La Russie : un Etat continent en quête d’identité
Depuis 1991 et l’éclatement de l’URSS, tout l’enjeu est, pour la Fédération de Russie, de prendre la mesure de son unité et de son identité. Les rapports de la Russie avec son « étranger proche » s’inscrivent dans le cadre de la redéfinition de son rôle en Eurasie. L’arrivée de Vladimir Poutine au pouvoir en 2000 s’est accompagnée d’une réaffirmation du patriotisme russe. Ce discours s’est rigidifié avec les Révolutions de velours entamées en 2004.
Atouts et contraintes d’un espace meurtri
L’auteur examine les traditionnels aspects de l’espace russe à la lumière du réchauffement climatique.
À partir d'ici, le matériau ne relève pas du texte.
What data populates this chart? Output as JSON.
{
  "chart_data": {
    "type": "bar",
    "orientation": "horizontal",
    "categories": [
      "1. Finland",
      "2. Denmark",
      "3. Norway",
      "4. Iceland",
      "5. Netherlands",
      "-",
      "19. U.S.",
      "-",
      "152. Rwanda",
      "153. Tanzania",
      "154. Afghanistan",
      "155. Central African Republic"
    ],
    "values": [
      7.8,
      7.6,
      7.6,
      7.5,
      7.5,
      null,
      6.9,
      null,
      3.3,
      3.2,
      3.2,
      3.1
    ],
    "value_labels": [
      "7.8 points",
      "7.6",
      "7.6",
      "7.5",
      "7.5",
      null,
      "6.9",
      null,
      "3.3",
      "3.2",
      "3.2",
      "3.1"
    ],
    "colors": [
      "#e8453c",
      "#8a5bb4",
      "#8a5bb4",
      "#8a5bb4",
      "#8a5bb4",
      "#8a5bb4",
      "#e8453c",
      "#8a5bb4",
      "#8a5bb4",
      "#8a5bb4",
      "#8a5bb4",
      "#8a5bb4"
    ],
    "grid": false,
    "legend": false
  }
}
Signataire de la Convention de Rio (1992), la Russie a tardé à ratifier celle de Kyoto (1997). C’est fait depuis 2004 même si son appareil industriel est peu adapté à une réduction des émissions de gaz à effet de serre. Les héritages écologiques de la période soviétique sont d’autant plus lourds à gérer que dirigeants et simples citoyens sont peu sensibilisés à la problématique du développement durable.
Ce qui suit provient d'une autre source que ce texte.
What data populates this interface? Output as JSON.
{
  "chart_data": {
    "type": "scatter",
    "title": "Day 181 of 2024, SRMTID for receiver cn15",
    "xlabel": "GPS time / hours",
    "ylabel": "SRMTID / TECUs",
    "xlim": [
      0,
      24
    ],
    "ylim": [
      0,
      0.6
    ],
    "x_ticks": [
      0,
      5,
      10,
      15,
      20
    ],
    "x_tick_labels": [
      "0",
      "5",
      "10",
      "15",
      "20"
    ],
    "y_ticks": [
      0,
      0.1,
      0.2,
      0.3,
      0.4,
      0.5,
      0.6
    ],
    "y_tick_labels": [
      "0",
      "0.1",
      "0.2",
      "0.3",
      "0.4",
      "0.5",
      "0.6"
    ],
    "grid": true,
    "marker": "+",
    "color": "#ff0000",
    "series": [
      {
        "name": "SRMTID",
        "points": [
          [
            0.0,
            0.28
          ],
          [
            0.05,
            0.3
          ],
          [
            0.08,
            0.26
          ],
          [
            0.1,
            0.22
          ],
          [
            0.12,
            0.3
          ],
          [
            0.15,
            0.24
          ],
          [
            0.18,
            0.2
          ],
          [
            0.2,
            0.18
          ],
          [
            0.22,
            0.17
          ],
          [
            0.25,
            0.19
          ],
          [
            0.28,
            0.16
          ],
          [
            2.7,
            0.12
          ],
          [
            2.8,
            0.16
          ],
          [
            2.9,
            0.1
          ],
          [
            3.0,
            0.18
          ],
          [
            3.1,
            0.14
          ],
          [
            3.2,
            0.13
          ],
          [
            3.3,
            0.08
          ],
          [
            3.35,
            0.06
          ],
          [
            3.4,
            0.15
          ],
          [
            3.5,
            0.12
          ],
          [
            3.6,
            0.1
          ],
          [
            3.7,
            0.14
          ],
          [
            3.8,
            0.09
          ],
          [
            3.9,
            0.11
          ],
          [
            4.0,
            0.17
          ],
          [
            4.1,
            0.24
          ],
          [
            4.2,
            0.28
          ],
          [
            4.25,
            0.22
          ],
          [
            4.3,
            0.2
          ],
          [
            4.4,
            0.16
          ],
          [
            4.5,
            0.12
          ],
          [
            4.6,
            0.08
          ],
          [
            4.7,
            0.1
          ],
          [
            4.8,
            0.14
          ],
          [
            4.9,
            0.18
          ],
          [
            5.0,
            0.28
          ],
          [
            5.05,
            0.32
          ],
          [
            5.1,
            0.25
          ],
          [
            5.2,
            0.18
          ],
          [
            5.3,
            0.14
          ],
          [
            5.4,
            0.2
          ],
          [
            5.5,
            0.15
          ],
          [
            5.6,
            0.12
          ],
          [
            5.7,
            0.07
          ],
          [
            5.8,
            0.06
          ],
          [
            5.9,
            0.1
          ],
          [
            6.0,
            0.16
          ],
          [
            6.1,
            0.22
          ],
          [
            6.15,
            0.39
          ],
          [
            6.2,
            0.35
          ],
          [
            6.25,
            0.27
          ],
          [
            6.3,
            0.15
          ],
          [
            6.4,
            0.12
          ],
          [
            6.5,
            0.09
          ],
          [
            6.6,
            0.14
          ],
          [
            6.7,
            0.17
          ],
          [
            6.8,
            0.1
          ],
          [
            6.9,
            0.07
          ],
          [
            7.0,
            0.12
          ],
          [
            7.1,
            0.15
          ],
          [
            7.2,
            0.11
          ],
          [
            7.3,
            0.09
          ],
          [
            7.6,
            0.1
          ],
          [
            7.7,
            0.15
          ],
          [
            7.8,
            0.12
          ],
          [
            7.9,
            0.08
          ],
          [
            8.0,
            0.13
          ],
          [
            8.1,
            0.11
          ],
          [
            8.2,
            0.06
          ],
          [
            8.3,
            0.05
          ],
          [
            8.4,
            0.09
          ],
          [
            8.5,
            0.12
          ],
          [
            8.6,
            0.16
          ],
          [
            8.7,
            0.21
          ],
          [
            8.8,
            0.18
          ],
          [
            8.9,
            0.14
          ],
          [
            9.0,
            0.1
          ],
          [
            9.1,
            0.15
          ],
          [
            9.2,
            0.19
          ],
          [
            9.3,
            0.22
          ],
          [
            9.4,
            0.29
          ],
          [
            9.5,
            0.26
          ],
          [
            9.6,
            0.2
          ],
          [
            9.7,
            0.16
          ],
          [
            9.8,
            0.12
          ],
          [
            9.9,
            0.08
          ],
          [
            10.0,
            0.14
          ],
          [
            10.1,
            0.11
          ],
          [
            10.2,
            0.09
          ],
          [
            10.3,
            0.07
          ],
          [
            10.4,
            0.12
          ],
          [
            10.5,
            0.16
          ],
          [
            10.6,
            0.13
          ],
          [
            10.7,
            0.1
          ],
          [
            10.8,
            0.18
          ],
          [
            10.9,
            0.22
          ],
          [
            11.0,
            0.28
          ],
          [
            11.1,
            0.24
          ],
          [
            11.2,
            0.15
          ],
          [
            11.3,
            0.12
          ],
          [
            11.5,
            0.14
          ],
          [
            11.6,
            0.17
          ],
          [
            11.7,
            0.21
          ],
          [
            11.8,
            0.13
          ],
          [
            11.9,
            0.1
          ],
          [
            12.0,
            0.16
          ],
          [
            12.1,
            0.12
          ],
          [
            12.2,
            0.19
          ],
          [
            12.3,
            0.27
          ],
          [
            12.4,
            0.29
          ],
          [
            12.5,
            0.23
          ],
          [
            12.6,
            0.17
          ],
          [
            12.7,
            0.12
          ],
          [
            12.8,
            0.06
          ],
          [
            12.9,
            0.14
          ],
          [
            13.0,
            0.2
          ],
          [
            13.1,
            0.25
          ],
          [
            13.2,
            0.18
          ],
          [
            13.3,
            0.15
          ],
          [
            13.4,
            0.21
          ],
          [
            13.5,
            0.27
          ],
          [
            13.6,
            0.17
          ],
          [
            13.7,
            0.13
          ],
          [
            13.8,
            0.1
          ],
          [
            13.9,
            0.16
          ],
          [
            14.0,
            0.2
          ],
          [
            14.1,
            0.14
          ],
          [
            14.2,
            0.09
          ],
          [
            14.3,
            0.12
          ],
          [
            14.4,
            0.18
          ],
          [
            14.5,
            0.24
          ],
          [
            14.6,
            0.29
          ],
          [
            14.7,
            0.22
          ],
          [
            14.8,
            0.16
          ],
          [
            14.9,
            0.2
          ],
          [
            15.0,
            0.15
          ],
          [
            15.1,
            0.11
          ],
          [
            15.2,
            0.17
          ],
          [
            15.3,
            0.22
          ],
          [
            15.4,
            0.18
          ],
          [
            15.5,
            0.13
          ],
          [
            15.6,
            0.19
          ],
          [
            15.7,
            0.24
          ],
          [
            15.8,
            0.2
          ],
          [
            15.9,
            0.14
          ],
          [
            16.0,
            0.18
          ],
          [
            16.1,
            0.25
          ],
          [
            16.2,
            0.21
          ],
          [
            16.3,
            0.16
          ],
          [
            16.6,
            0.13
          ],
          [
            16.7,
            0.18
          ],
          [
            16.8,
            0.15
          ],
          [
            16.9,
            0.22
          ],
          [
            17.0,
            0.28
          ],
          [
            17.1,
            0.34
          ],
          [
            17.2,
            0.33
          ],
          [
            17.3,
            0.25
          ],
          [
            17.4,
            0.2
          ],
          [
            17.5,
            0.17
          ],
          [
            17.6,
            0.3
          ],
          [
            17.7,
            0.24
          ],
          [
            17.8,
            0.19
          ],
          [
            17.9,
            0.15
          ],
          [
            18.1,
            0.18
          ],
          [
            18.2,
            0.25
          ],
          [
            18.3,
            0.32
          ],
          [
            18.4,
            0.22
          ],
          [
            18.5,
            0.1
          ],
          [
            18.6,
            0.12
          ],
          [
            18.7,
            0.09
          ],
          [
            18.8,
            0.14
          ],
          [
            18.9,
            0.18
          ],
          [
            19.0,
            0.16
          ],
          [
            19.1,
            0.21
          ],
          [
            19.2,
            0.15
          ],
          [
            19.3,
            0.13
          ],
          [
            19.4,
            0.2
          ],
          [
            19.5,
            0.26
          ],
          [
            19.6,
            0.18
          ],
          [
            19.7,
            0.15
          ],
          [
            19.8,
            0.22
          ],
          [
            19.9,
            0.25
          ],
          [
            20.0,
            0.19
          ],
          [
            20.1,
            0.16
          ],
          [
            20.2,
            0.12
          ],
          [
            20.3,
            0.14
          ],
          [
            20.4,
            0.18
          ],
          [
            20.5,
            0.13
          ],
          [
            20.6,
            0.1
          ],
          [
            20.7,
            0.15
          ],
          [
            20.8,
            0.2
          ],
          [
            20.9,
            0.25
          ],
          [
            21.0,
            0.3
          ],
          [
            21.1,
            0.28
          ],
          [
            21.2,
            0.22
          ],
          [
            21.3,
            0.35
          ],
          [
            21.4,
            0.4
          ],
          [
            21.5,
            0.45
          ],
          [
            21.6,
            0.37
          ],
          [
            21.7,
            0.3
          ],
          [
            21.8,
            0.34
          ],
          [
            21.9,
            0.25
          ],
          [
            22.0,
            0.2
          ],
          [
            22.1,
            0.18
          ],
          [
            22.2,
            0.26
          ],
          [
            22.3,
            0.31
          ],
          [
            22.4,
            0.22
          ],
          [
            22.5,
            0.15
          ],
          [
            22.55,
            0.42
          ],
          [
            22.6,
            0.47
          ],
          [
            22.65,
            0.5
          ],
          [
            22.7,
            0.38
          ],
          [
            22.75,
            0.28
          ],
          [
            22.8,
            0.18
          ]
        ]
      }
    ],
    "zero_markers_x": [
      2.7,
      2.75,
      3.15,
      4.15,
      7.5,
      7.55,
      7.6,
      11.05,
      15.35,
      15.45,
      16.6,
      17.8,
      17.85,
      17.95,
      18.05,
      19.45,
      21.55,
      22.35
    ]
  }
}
Peuplement et peuples de Russie
La crise démographique russe ne date pas de la Perestroïka et de l’éclatement de l’URSS. Elle est bien antérieure en raison de la faiblesse des moyens sanitaires et techniques mis à disposition des populations. La baisse démographique est réelle malgré le retour des populations russes dans le giron russe et l’arrivée de clandestins venus de Chine, du Moyen Orient et d’Asie du SE. Les inégalités sociales, si elles sont criantes, ne doivent pas occulter l’apparition d’une classe moyenne nombreuse qui a su tirer son épingle du jeu depuis 1991.
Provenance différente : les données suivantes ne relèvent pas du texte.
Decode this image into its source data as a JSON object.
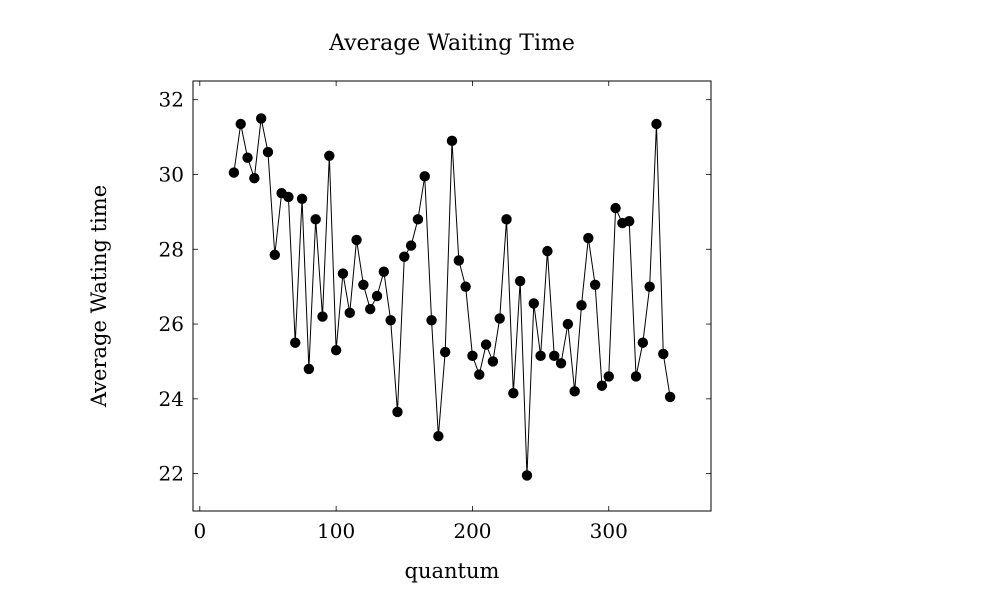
{
  "chart_data": {
    "type": "line",
    "title": "Average Waiting Time",
    "xlabel": "quantum",
    "ylabel": "Average Wating time",
    "xlim": [
      -5,
      375
    ],
    "ylim": [
      21,
      32.5
    ],
    "xticks": [
      0,
      100,
      200,
      300
    ],
    "yticks": [
      22,
      24,
      26,
      28,
      30,
      32
    ],
    "grid": false,
    "marker": "circle",
    "line_color": "#000000",
    "marker_color": "#000000",
    "series": [
      {
        "x": [
          25,
          30,
          35,
          40,
          45,
          50,
          55,
          60,
          65,
          70,
          75,
          80,
          85,
          90,
          95,
          100,
          105,
          110,
          115,
          120,
          125,
          130,
          135,
          140,
          145,
          150,
          155,
          160,
          165,
          170,
          175,
          180,
          185,
          190,
          195,
          200,
          205,
          210,
          215,
          220,
          225,
          230,
          235,
          240,
          245,
          250,
          255,
          260,
          265,
          270,
          275,
          280,
          285,
          290,
          295,
          300,
          305,
          310,
          315,
          320,
          325,
          330,
          335,
          340,
          345
        ],
        "y": [
          30.05,
          31.35,
          30.45,
          29.9,
          31.5,
          30.6,
          27.85,
          29.5,
          29.4,
          25.5,
          29.35,
          24.8,
          28.8,
          26.2,
          30.5,
          25.3,
          27.35,
          26.3,
          28.25,
          27.05,
          26.4,
          26.75,
          27.4,
          26.1,
          23.65,
          27.8,
          28.1,
          28.8,
          29.95,
          26.1,
          23.0,
          25.25,
          30.9,
          27.7,
          27.0,
          25.15,
          24.65,
          25.45,
          25.0,
          26.15,
          28.8,
          24.15,
          27.15,
          21.95,
          26.55,
          25.15,
          27.95,
          25.15,
          24.95,
          26.0,
          24.2,
          26.5,
          28.3,
          27.05,
          24.35,
          24.6,
          29.1,
          28.7,
          28.75,
          24.6,
          25.5,
          27.0,
          31.35,
          25.2,
          24.05
        ]
      }
    ]
  }
}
L’expérimentation du modèle libéral en Russie
Après les balbutiements économiques et politiques de l’ère Eltsine, les 8 années des mandats Poutine amènent les observateurs internationaux à s’interroger sur la particularité du modèle libéral russe où l’Etat demeure omniprésent. Le système économique en place s’apparente à un système OPEP (contrôle des secteurs clés par l’Etat) et s’accompagne d’une grande méfiance vis-à-vis des IDE.
Longtemps parent pauvre des réformes économiques soviétiques, le secteur agricole a connu bien des difficultés depuis 1991. La privatisation engagée des terres n’a que peu bouleversé la donne. Le mode de gestion collective perdure avec succès dans les régions aux terres à haut rendement. L’essor de l’agriculture de lopins a permis aux Russes de faire face à la transition mais son maintien est une marque d’archaïsme. Le secteur agro-alimentaire a fortement souffert des importations de produits étrangers. Faute d’investissements, il ne réponds que partiellement à la demande.
Des contrastes régionaux accentués
Les évolutions économiques précédemment développées ont eu comme effet d’accentuer les contrastes géographiques. Les zones rurales sont de plus en plus enclavées et sous-équipées alors que les zones urbaines concentrent population et appareil productif. La Russie a mis fin à la politique de colonisation qu’elle avait engagée et se résout à abandonner certains espaces.
Pour analyser l’espace russe, Jean Radvanyi retient 7 ensembles régionaux, qui s’apparentent, au premier abord, aux districts fédéraux mis en place en 2000 par Poutine et qui sont dirigés depuis par des super-préfets nommés par ce dernier. Dans les faits, le découpage retenu n’est pas le même car ces districts manquent d’unité géographique et ont surtout été créés dans un but géopolitique (notamment pour mâter certains nationalismes). On regrettera l’absence d’une carte reprenant les découpages retenus par l’auteur et qui aurait du, comme annoncé plusieurs fois dans le texte, figurer en troisième de couverture ! Ainsi, il distingue :
– le Centre : région industrielle exceptionnelle organisée autour de Moscou, capitale tentaculaire mais dont la partie agricole peine à redémarrer après l’expérience des agro-villes.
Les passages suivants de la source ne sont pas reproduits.